Art. 97. São medidas aplicáveis às entidades de atendimento que descumprirem obrigação constante do art. 94, sem prejuízo da responsabilidade civil e criminal de seus dirigentes ou prepostos:
I – às entidades governamentais:
a) advertência;
b) afastamento provisório de seus dirigentes;
c) afastamento definitivo de seus dirigentes;
d) fechamento de unidade ou interdição de programa.
II – às entidades não-governamentais:
a) advertência;
b) suspensão total ou parcial do repasse de verbas públicas;
c) interdição de unidades ou suspensão de programa;
d) cassação do registro.
Parágrafo único.
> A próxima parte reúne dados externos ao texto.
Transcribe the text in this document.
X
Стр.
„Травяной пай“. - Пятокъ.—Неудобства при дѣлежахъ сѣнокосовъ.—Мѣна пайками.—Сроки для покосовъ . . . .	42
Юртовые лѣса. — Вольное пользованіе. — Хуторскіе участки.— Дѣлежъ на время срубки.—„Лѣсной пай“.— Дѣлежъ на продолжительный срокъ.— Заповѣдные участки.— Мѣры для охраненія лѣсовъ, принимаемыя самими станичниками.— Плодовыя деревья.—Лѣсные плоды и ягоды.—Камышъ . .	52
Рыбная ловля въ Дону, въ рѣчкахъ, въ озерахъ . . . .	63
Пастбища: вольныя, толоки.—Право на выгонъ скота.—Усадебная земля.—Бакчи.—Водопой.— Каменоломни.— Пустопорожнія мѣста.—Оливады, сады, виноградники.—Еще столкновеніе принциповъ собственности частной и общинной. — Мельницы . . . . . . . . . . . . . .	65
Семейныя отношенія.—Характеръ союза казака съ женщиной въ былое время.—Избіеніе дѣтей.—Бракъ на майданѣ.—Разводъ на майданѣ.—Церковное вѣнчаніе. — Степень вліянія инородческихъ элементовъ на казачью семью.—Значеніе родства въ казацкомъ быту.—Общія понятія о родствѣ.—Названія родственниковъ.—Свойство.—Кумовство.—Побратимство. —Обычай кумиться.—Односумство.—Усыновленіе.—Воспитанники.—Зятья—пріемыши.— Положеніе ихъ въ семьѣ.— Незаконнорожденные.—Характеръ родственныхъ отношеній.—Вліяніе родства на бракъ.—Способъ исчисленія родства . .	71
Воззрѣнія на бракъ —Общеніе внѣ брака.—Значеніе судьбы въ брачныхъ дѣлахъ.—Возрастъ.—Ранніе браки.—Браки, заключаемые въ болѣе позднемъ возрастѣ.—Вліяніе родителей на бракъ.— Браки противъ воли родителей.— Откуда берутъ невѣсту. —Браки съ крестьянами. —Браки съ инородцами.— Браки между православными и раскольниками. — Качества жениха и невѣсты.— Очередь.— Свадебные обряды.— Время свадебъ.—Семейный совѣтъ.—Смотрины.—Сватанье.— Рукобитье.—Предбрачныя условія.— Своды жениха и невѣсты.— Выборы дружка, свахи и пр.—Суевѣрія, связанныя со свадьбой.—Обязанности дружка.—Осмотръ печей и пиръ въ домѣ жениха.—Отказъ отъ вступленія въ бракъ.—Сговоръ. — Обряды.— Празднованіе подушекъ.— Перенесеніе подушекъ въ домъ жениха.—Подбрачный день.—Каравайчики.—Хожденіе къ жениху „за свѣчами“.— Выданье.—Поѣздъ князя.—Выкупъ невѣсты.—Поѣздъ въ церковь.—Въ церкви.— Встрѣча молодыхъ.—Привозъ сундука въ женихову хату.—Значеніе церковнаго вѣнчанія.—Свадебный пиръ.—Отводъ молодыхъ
Em caso de reiteradas infrações cometidas por entidades de atendimento, que coloquem em risco os direitos assegurados nesta Lei, deverá ser o fato comunicado ao Ministério Público ou representado perante autoridade judiciária competente para as providências cabíveis, inclusive suspensão das atividades ou dissolução da entidade.
§ 1o Em caso de reiteradas infrações cometidas por entidades de atendimento, que coloquem em risco os direitos assegurados nesta Lei, deverá ser o fato comunicado ao Ministério Público ou representado perante autoridade judiciária competente para as providências cabíveis, inclusive suspensão das atividades ou dissolução da entidade. (Redação dada pela Lei nº 12.010, de 2009).
§ 2o As pessoas jurídicas de direito público e as organizações não governamentais responderão pelos danos que seus agentes causarem às crianças e aos adolescentes, caracterizado o descumprimento dos princípios norteadores das atividades de proteção específica. (Redação dada pela Lei nº 12.010, de 2009).
Para o caso de descumprimento de qualquer das obrigações dispostas no art. 94, cujo rol é exemplificativo, esse artigo dispõe sobre as medidas aplicáveis às entidades faltosas. As medidas aplicáveis às entidades governamentais e as não-governamentais, estabelecendo às primeiras advertência, afastamento provisório de seus dirigentes, afastamento definitivo de seus dirigentes e fechamento de unidade ou interdição de programa. Já as segundas o rol é mais severo, estabelecendo a advertência, suspensão total ou parcial do repasse de verbas públicas, interdição de unidades ou suspensão de programa e cassação do registro.
Para o caso de reincidência das infrações cometidas pela unidade de atendimento que coloquem em risco os direitos assegurados à criança e ao adolescente o fato deve ser levado ao Ministério Público ou representado perante a autoridade judiciária competente para as providências cabíveis. Os arts. 191 a 193 do ECA estabelecem o procedimento para apuração dessas irregularidades.